Este lugar de Bruscos, situado na Ribeira ou Vale do mesmo nome, constituiu um pequeno concelho até 1835. Na origem de Bruscos talvez esteja uma herdade já cultivada e possivelmente a formar um pequeno agregado populacional. Existe uma Carta de Venda, desta herdade, datada de 1147, a Rodrigo Pelais, alcaide de Coimbra, e a sua esposa D. Elvira Rabaldes, da Herdade de Podentes, situada entre Penela e Miranda do Corvo onde já se menciona o nome de Bruscos. Sabe-se, também que Pedro Julião, subdiácono da Igreja de S. Cristóvão de Coimbra, adquiriu duas casas em Bruscos e uma terra, no ano de 1175. O lugar era e continua a ser divido em cinco núcleos de designação bem antiga, a Torre, a Quelha, o Concelho, a Venda e Malta. Torre, porque em tempos aí se ergueu uma torre mourisca, para a construção da igreja que mais tarde foi transferida para Vila Seca.

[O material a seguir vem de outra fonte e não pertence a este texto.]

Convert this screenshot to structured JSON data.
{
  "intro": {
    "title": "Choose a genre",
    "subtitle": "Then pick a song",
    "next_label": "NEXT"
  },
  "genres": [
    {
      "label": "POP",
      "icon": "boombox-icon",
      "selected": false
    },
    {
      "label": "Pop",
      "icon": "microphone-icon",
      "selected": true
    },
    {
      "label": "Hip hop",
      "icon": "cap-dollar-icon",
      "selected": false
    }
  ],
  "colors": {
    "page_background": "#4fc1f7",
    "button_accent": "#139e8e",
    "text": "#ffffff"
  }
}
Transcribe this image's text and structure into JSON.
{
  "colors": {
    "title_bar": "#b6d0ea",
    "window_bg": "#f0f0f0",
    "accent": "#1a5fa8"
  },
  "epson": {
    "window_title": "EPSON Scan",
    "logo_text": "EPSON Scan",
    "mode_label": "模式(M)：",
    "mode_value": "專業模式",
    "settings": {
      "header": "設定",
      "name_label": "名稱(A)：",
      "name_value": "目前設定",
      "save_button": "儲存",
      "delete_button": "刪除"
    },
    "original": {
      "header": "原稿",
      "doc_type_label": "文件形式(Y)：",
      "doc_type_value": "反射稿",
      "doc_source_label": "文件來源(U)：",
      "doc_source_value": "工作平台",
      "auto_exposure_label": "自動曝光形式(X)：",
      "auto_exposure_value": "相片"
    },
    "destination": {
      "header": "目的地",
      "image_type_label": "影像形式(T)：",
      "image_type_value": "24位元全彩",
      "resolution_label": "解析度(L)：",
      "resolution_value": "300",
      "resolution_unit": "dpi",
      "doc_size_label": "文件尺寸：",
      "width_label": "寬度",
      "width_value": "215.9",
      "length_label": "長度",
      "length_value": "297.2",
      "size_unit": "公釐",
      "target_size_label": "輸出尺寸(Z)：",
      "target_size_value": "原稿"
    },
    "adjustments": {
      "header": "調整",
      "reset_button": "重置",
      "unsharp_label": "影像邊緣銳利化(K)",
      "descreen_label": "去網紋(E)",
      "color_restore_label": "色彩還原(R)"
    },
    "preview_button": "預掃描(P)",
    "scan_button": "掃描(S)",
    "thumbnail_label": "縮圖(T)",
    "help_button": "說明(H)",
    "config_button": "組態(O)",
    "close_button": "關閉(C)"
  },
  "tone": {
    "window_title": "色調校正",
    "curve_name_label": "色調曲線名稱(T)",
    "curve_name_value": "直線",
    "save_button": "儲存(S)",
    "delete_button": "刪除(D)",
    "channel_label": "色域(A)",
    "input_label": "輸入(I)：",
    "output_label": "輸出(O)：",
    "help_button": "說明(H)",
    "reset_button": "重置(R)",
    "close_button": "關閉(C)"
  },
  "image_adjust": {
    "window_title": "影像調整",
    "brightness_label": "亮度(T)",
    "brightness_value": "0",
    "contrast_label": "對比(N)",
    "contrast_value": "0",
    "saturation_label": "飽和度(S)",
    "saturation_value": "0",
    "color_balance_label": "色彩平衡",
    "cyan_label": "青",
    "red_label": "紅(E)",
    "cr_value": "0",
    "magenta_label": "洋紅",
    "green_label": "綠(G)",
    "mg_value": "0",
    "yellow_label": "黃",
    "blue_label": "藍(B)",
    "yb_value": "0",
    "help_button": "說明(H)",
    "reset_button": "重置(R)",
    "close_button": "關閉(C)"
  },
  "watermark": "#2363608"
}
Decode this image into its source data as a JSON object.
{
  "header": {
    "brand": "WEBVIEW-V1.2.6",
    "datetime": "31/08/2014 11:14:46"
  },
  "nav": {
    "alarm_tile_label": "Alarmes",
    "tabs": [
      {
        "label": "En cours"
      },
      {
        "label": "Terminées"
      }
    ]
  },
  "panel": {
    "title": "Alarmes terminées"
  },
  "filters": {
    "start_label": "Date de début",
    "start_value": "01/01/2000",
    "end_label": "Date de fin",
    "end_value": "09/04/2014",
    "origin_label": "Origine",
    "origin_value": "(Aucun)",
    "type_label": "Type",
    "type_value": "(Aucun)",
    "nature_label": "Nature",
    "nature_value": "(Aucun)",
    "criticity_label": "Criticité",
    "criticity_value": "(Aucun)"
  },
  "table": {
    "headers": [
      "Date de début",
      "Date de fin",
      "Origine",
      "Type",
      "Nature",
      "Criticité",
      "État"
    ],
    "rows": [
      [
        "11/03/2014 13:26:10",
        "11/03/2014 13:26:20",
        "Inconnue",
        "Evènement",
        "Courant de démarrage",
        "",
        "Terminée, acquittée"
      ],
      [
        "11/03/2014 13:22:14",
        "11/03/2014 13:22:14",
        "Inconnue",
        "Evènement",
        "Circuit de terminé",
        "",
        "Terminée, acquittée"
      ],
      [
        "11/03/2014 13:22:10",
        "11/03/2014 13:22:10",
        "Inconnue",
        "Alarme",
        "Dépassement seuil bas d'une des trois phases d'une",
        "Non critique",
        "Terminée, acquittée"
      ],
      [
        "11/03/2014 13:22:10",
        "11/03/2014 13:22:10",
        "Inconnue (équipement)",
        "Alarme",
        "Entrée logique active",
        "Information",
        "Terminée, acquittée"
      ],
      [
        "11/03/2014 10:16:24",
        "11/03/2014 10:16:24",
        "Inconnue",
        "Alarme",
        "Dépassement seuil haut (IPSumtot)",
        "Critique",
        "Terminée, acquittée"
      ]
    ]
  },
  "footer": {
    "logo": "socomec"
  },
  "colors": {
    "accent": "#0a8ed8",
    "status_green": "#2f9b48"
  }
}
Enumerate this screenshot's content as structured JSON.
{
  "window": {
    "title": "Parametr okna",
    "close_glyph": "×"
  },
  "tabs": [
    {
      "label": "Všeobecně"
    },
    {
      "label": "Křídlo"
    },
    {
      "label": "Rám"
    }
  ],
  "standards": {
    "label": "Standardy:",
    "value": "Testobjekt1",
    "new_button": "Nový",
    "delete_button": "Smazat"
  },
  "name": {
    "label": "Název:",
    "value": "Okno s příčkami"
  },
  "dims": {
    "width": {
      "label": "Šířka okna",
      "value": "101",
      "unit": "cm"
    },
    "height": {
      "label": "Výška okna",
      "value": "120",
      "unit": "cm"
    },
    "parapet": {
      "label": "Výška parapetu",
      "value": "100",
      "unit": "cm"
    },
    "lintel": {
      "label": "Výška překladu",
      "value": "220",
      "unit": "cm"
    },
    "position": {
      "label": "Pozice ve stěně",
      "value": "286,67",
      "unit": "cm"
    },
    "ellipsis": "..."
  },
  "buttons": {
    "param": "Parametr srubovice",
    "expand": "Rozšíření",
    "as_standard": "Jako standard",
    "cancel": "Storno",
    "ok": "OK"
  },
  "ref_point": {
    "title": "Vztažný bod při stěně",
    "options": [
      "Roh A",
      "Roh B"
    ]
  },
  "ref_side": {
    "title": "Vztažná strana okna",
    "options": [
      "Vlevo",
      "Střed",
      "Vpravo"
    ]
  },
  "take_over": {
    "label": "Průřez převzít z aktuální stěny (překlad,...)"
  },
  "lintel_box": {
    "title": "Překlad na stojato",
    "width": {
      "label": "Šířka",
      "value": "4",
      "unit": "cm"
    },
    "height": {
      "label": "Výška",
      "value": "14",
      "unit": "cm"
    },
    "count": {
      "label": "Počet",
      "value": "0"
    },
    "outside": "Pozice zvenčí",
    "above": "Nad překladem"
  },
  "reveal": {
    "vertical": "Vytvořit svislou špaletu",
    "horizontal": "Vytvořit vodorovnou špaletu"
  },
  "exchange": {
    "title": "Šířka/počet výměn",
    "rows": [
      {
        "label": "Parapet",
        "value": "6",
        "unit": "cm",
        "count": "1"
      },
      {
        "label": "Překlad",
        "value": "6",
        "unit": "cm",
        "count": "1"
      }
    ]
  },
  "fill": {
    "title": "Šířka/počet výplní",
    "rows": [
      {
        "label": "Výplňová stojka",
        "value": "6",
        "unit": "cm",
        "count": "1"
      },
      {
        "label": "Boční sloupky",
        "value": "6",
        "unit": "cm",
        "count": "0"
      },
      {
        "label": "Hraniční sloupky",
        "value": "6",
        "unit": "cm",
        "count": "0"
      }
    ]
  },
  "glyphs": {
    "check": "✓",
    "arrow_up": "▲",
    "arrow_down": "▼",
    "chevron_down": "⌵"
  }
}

O substantivo quelha, é um provincianismo ainda usado nas regiões serranas a designar caminho estreito, tortuoso e de piso irregular e, esta talvez seja a razão pela qual a ligação entre a Torre e o Concelho se chame Quelha.

Concelho, porque neste local esteve o Domos deste pequeno concelho datado de 1835.


Venda, este nome mais recente será porque aqui terá havido uma estalagem, hoje café Rosi, onde também se fazia a venda de produtos dos almocreves e mais tarde das galeras puxadas por quatro mulas, utilizadas no transporte e venda de peixe vindo da Figueira da Foz..

Malta, talvez porque em tempos idos aí se instalou a algum dignitário da Ordem de Malta

As restantes ruas e largos têm o nome popular de acordo com qualquer coisa que os sinaliza. Por exemplo, a Rua do Sapateiro, onde vivia o sapateiro da aldeia, o Largo do Freixo, onde existe um lindo freixo já com algumas dezenas ou talvez até centenas de anos;

a Rua do Carvalheiro Monumental, porque no final dessa rua aí caiu, há muitos anos, um enorme carvalheiro e aí ficou até hoje;


a Rua do Largo, talvez porque seja o largo maior do lugar onde os mais velhos, nos seus tempos de criança, brincavam e a Rua da Capela , rua onde fica a capelinha de Senhora da Conceição e de Stº Isidoro.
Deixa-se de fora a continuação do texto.